Combining geometry and combinatorics: A unified approach to sparse signal recovery
A.C. Gilbert, University of Michigan, P. Indyk, H. Karloff, M.J. Strauss

This work provided some combinatorial constructions with uniform guarantees for sparse signal recovery. The main tool they use are projection matrices based on expander graphs, which satisfy the restricted isometry property (RIP) but only for certain p-norms (in particular, not for $L_2$). This in turn can be used to show that linear programming can solve the decoding problem. In a second branch of the work, the expander can be used in conjunction with some hashing and testing operations to enable a combinatorial decoding algorithm.
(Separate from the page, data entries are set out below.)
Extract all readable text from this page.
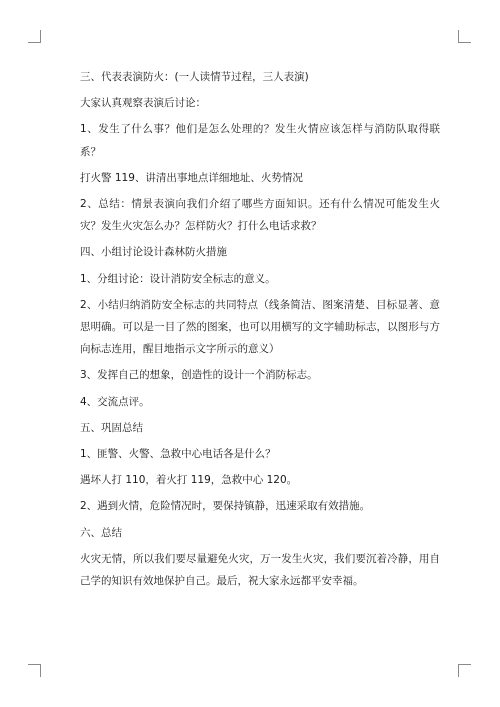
三、代表表演防火：(一人读情节过程，三人表演)

大家认真观察表演后讨论：

1、发生了什么事？他们是怎么处理的？发生火情应该怎样与消防队取得联系？

打火警 119、讲清出事地点详细地址、火势情况

2、总结：情景表演向我们介绍了哪些方面知识。还有什么情况可能发生火灾？发生火灾怎么办？怎样防火？打什么电话求救？

四、小组讨论设计森林防火措施

1、分组讨论：设计消防安全标志的意义。

2、小结归纳消防安全标志的共同特点（线条简洁、图案清楚、目标显著、意思明确。可以是一目了然的图案，也可以用横写的文字辅助标志，以图形与方向标志连用，醒目地指示文字所示的意义）

3、发挥自己的想象，创造性的设计一个消防标志。

4、交流点评。

五、巩固总结

1、匪警、火警、急救中心电话各是什么？

遇坏人打 110，着火打 119，急救中心 120。

2、遇到火情，危险情况时，要保持镇静，迅速采取有效措施。

六、总结

火灾无情，所以我们要尽量避免火灾，万一发生火灾，我们要沉着冷静，用自己学的知识有效地保护自己。最后，祝大家永远都平安幸福。
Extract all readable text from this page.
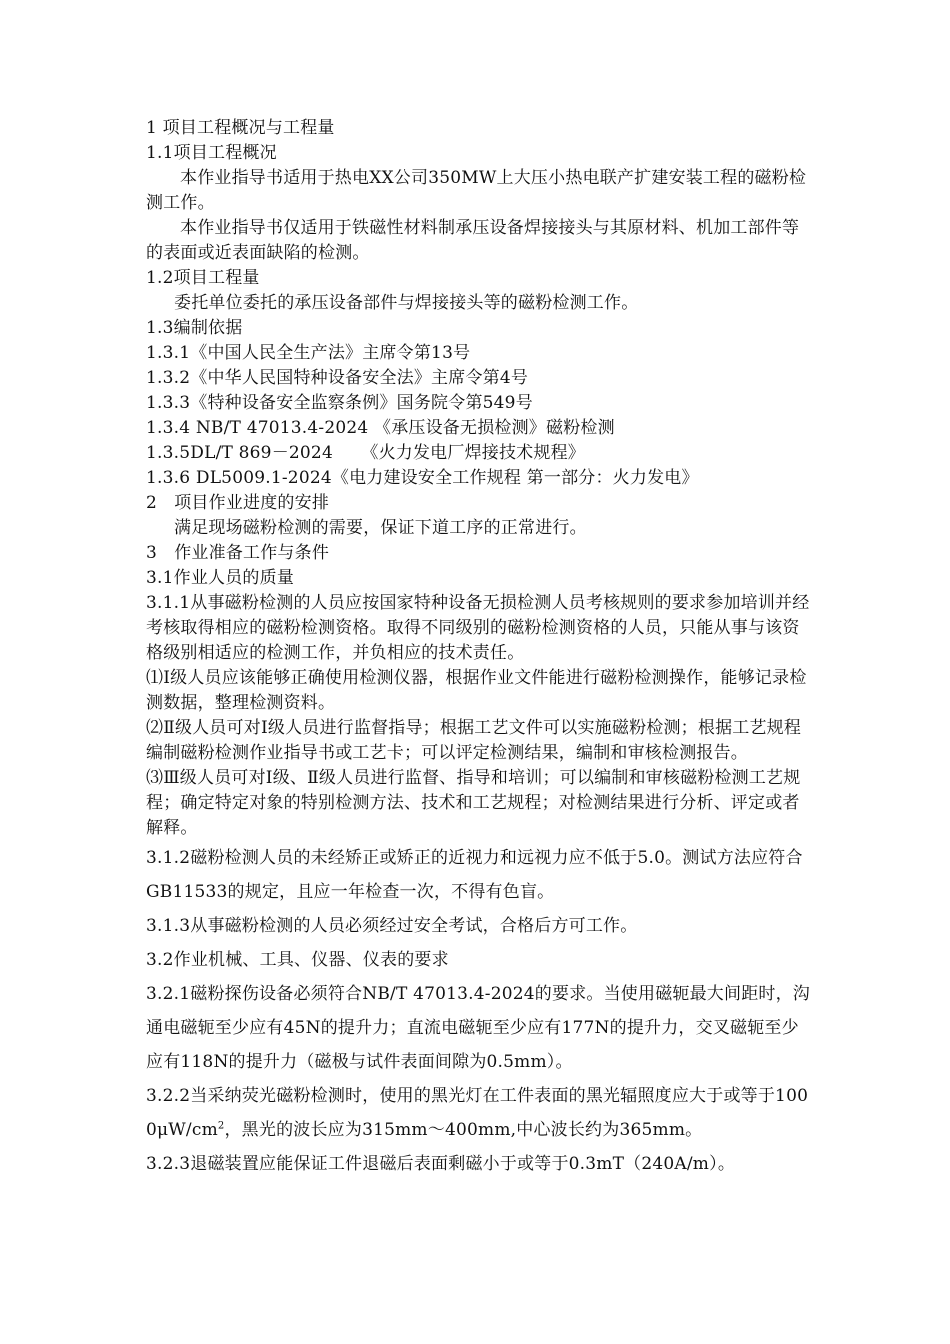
1 项目工程概况与工程量

1.1项目工程概况

本作业指导书适用于热电XX公司350MW上大压小热电联产扩建安装工程的磁粉检测工作。

本作业指导书仅适用于铁磁性材料制承压设备焊接接头与其原材料、机加工部件等的表面或近表面缺陷的检测。

1.2项目工程量

委托单位委托的承压设备部件与焊接接头等的磁粉检测工作。

1.3编制依据

1.3.1《中国人民全生产法》主席令第13号

1.3.2《中华人民国特种设备安全法》主席令第4号

1.3.3《特种设备安全监察条例》国务院令第549号

1.3.4 NB/T 47013.4-2024 《承压设备无损检测》磁粉检测

1.3.5DL/T 869－2024 　 《火力发电厂焊接技术规程》

1.3.6 DL5009.1-2024《电力建设安全工作规程 第一部分：火力发电》

2　项目作业进度的安排

满足现场磁粉检测的需要，保证下道工序的正常进行。

3　作业准备工作与条件

3.1作业人员的质量

3.1.1从事磁粉检测的人员应按国家特种设备无损检测人员考核规则的要求参加培训并经考核取得相应的磁粉检测资格。取得不同级别的磁粉检测资格的人员，只能从事与该资格级别相适应的检测工作，并负相应的技术责任。

⑴Ⅰ级人员应该能够正确使用检测仪器，根据作业文件能进行磁粉检测操作，能够记录检测数据，整理检测资料。

⑵Ⅱ级人员可对Ⅰ级人员进行监督指导；根据工艺文件可以实施磁粉检测；根据工艺规程编制磁粉检测作业指导书或工艺卡；可以评定检测结果，编制和审核检测报告。

⑶Ⅲ级人员可对Ⅰ级、Ⅱ级人员进行监督、指导和培训；可以编制和审核磁粉检测工艺规程；确定特定对象的特别检测方法、技术和工艺规程；对检测结果进行分析、评定或者解释。

3.1.2磁粉检测人员的未经矫正或矫正的近视力和远视力应不低于5.0。测试方法应符合GB11533的规定，且应一年检查一次，不得有色盲。

3.1.3从事磁粉检测的人员必须经过安全考试，合格后方可工作。

3.2作业机械、工具、仪器、仪表的要求

3.2.1磁粉探伤设备必须符合NB/T 47013.4-2024的要求。当使用磁轭最大间距时，沟通电磁轭至少应有45N的提升力；直流电磁轭至少应有177N的提升力，交叉磁轭至少应有118N的提升力（磁极与试件表面间隙为0.5mm）。

3.2.2当采纳荧光磁粉检测时，使用的黑光灯在工件表面的黑光辐照度应大于或等于$1000\mu W/cm^2$，黑光的波长应为315mm～400mm,中心波长约为365mm。

3.2.3退磁装置应能保证工件退磁后表面剩磁小于或等于0.3mT（240A/m）。
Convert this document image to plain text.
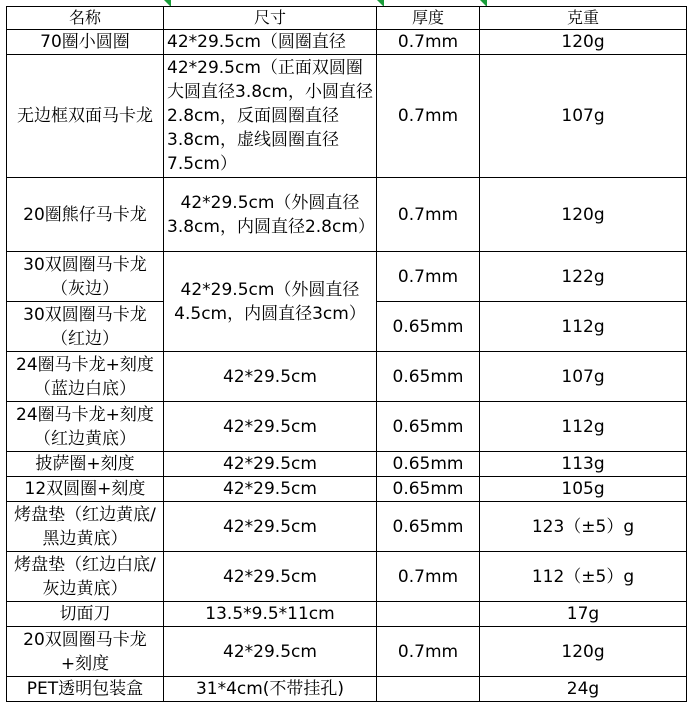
名称	尺寸	厚度	克重
70圈小圆圈	42*29.5cm（圆圈直径	0.7mm	120g
无边框双面马卡龙	42*29.5cm（正面双圆圈大圆直径3.8cm，小圆直径2.8cm，反面圆圈直径3.8cm，虚线圆圈直径7.5cm）	0.7mm	107g
20圈熊仔马卡龙	42*29.5cm（外圆直径3.8cm，内圆直径2.8cm）	0.7mm	120g
30双圆圈马卡龙（灰边）	42*29.5cm（外圆直径4.5cm，内圆直径3cm）	0.7mm	122g
30双圆圈马卡龙（红边）		0.65mm	112g
24圈马卡龙+刻度（蓝边白底）	42*29.5cm	0.65mm	107g
24圈马卡龙+刻度（红边黄底）	42*29.5cm	0.65mm	112g
披萨圈+刻度	42*29.5cm	0.65mm	113g
12双圆圈+刻度	42*29.5cm	0.65mm	105g
烤盘垫（红边黄底/黑边黄底）	42*29.5cm	0.65mm	123（±5）g
烤盘垫（红边白底/灰边黄底）	42*29.5cm	0.7mm	112（±5）g
切面刀	13.5*9.5*11cm		17g
20双圆圈马卡龙+刻度	42*29.5cm	0.7mm	120g
PET透明包装盒	31*4cm(不带挂孔)		24g
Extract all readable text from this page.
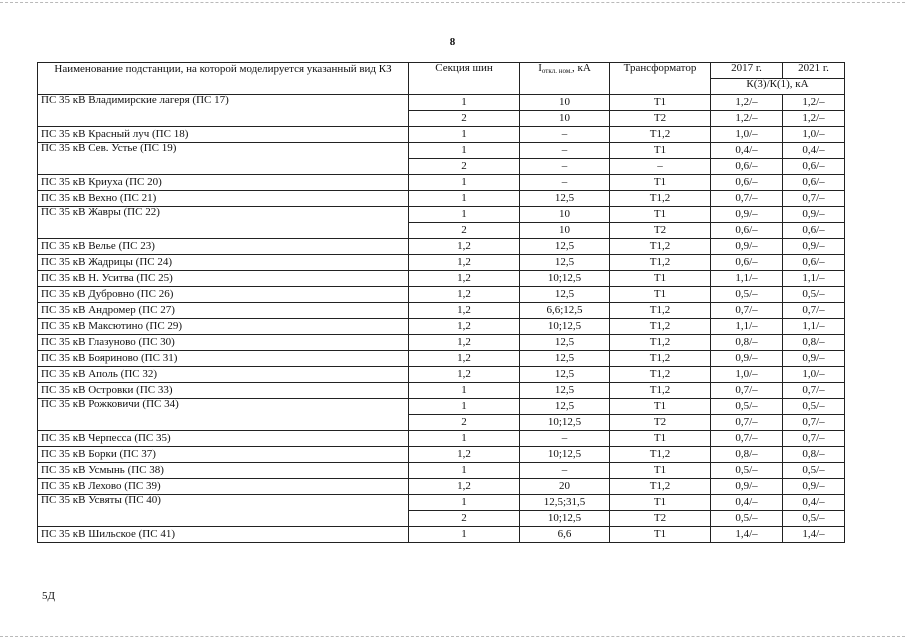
8
Наименование подстанции, на которой моделируется указанный вид КЗ	Секция шин	$I_{откл. ном.}$, кА	Трансформатор	2017 г.	2021 г.
				К(3)/К(1), кА	
ПС 35 кВ Владимирские лагеря (ПС 17)	1	10	Т1	1,2/–	1,2/–
	2	10	Т2	1,2/–	1,2/–
ПС 35 кВ Красный луч (ПС 18)	1	–	Т1,2	1,0/–	1,0/–
ПС 35 кВ Сев. Устье (ПС 19)	1	–	Т1	0,4/–	0,4/–
	2	–	–	0,6/–	0,6/–
ПС 35 кВ Криуха (ПС 20)	1	–	Т1	0,6/–	0,6/–
ПС 35 кВ Вехно (ПС 21)	1	12,5	Т1,2	0,7/–	0,7/–
ПС 35 кВ Жавры (ПС 22)	1	10	Т1	0,9/–	0,9/–
	2	10	Т2	0,6/–	0,6/–
ПС 35 кВ Велье (ПС 23)	1,2	12,5	Т1,2	0,9/–	0,9/–
ПС 35 кВ Жадрицы (ПС 24)	1,2	12,5	Т1,2	0,6/–	0,6/–
ПС 35 кВ Н. Уситва (ПС 25)	1,2	10;12,5	Т1	1,1/–	1,1/–
ПС 35 кВ Дубровно (ПС 26)	1,2	12,5	Т1	0,5/–	0,5/–
ПС 35 кВ Андромер (ПС 27)	1,2	6,6;12,5	Т1,2	0,7/–	0,7/–
ПС 35 кВ Максютино (ПС 29)	1,2	10;12,5	Т1,2	1,1/–	1,1/–
ПС 35 кВ Глазуново (ПС 30)	1,2	12,5	Т1,2	0,8/–	0,8/–
ПС 35 кВ Бояриново (ПС 31)	1,2	12,5	Т1,2	0,9/–	0,9/–
ПС 35 кВ Аполь (ПС 32)	1,2	12,5	Т1,2	1,0/–	1,0/–
ПС 35 кВ Островки (ПС 33)	1	12,5	Т1,2	0,7/–	0,7/–
ПС 35 кВ Рожковичи (ПС 34)	1	12,5	Т1	0,5/–	0,5/–
	2	10;12,5	Т2	0,7/–	0,7/–
ПС 35 кВ Черпесса (ПС 35)	1	–	Т1	0,7/–	0,7/–
ПС 35 кВ Борки (ПС 37)	1,2	10;12,5	Т1,2	0,8/–	0,8/–
ПС 35 кВ Усмынь (ПС 38)	1	–	Т1	0,5/–	0,5/–
ПС 35 кВ Лехово (ПС 39)	1,2	20	Т1,2	0,9/–	0,9/–
ПС 35 кВ Усвяты (ПС 40)	1	12,5;31,5	Т1	0,4/–	0,4/–
	2	10;12,5	Т2	0,5/–	0,5/–
ПС 35 кВ Шильское (ПС 41)	1	6,6	Т1	1,4/–	1,4/–
5Д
Learning mixtures of distributions using correlations and independence
Kamalika Chaudhuri, UCSD, and Satish Rao, UC Berkeley

Suppose your data comes from a mixture of Gaussians. If the centers of the mixture elements are well-separated then you can take an SVD and may recover the centers. However, if the covariances in your mixture components have a high variance component orthogonal to the dimension in which the centers differ, then you may miss out when you do the SVD. In this paper Kamalika suggested a new algorithm which splits the coordinates of the data and does some cross-covariances. This method works under a less restrictive separation condition than other methods.

Declaring independence via the sketching of sketches
Piotr Indyk, MIT, and Andrew McGregor, UCSD

I was vaguely familiar with the sketching problem for databases before going to this talk, but it was clear after it that I didn’t really know how sketches work. The problem addressed in this paper is relatively simple to state — your algorithm can make one pass on a set of data pairs $\{ (X_i, Y_i) : i = 1, 2, \ldots, n\}$ and must decide whether the vectors $\mathbf{X}$ and $\mathbf{Y}$ are independent. The alphabets in which the variables take place is huge — consider for example the set of all last names in the US. So it’s infeasible to store the joint distribution and then check if its the product of the marginals. Instead, you can take what amounts to a random projection of the data streams and then try to answer an independence query in that space. McGregor presented various bounds on the space required to make $(1 + \epsilon)$-approximations and so on. I think there must be some connections here to doing classification after compressed sensing, but since I’m not familiar enough with all the literature I don’t know exactly how things connect up.